I attended a very good lecture last week on contemporary views of countertransference. It inspired me to write a brief overview of the concept here, with more to follow.
To understand countertransference, it helps to tackle transference first. Transference was a word coined by Sigmund Freud to label the way patients "transfer" feelings from important persons in their early lives, onto the psychoanalyst or therapist. Psychoanalysis was specifically designed to encourage transference. Intentional opacity and non-disclosure by the therapist promotes transference; the patient naturally makes assumptions about the therapist's likes and dislikes, attitude toward the patient, life outside the office, and so forth. These assumptions are based on the patient's experiences with, and assumptions regarding, other important relationships, such as childhood relations with parents. In this way the patient's formative dynamics are re-created in the therapy office for both participants to observe. Patients discover that some of their assumptions about others, and themselves, are unfounded or outmoded and do not serve them well. This is an important type of insight that can lead to lasting psychological change.
Freud realized that transference is universal, and therefore could occur in the analyst as well. He did not write much about this, except to say that "countertransference" could interfere with successful treatment. The analyst experiencing countertransference should rid himself of these feelings by having further analysis himself.
Since the 1950s, psychoanalysts and psychodynamic therapists have held a more benign view of countertransference. It is no longer seen as an impediment to treatment (at least not inevitably), but instead as important data for the therapist to use in helping the patient. Countertransference can serve as a sensitive interpersonal barometer, a finely tuned instrument in the field of social interaction. For example, a therapist who feels irritated by a patient for no clear reason may eventually uncover subtle unconscious provocations by the patient that irritate and repel others, and thereby keep the patient unwittingly lonely and isolated.
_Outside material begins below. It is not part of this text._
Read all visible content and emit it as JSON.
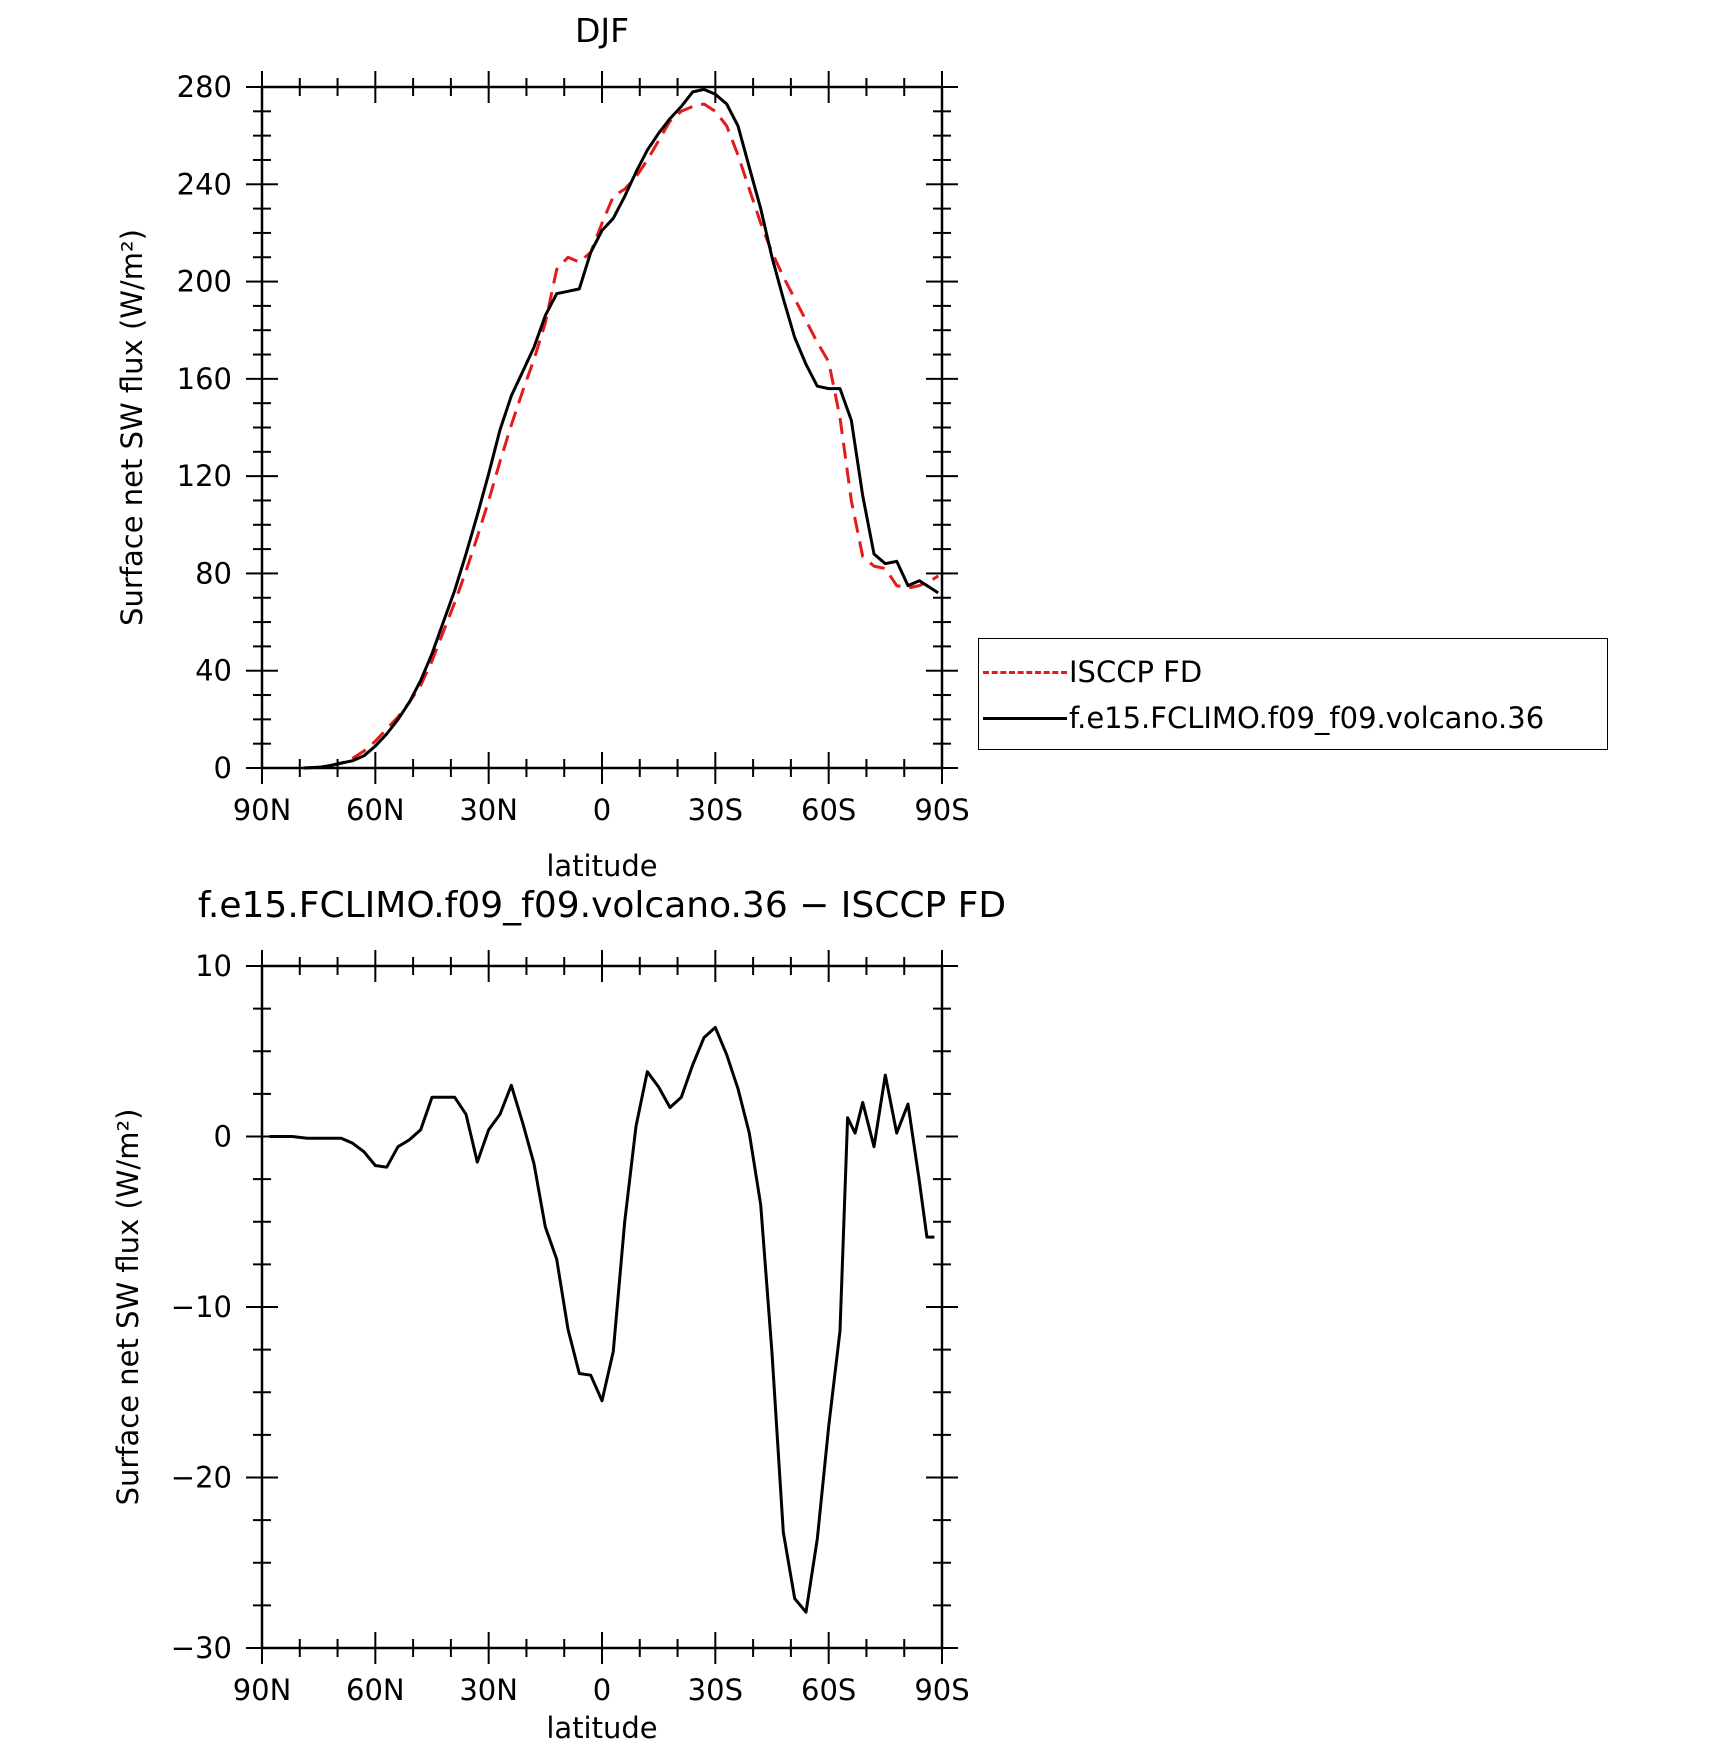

In using countertransference this way, the therapist must consider multiple sources of his or her feelings. Some feelings, positive or negative, may be evoked by the patient. These are particularly helpful ones to notice, especially when the cause is not immediately obvious, as in the example just given. Often, however, feelings may be stirred up by irrelevant characteristics in the patient (e.g., the patient physically resembles the therapist's sibling or spouse), by the prior patient, or by factors unrelated to therapy (e.g., bad traffic getting to the office, a quarrel at home, an upcoming vacation). This strongly argues for dynamic therapists to pursue such therapy themselves: It "tunes the instrument" to better distinguish countertransference evoked by the patient, versus similar feelings that arise from other causes. Freud's advice for analysts — to seek additional analysis themselves in the face of countertransference — is wise, although not for the reasons he gave.
I teach psychiatry residents to go through a mental checklist whenever they become conscious of possible countertransference:
(1) Is this feeling characteristic, i.e., does the resident have it much of the time? If so, it may say a lot about the resident, but probably nothing about his or her patient.
(2) Is the feeling triggered by something unrelated to the patient? Feelings caused by hunger, one's personal life, bureaucracy in the medical center, and so forth are not useful data for helping the patient.
(3) Is the feeling related to the patient in an obvious way? Feeling put off by a patient who is screaming obscenities and viciously destroying the office is countertransference of a sort, but not very illuminating. And finally,
(4) Is the feeling uncharacteristic of the therapist, a reaction to one particular patient, and yet the exact trigger is not immediately obvious? These are the most helpful feelings to notice in oneself, as they often shed light on subtle yet important dynamics in the patient.
Countertransference is not always helpful. Particularly when it is unexamined — or, worse, unrecognized — it can indeed interfere with effective treatment. This can occur even with positive countertransference, as when a therapist is so entertained by a patient's jokes that the underlying bitterness is ignored, or when an attractive patient is never challenged because the therapist desperately yearns to be liked. More often, though, countertransference is problematic when it is negative. The therapist feels bored, irked, paralyzed, or contemptuous in the presence of a particular patient. It is the therapist's job to recognize these feelings and deal with them. Occasionally a therapist must refer the patient to a colleague when the original therapist's countertransference is unmanageable. Fortunately, in most cases these uncomfortable feelings, once recognized by the therapist, can not only be understood but also used constructively in the treatment.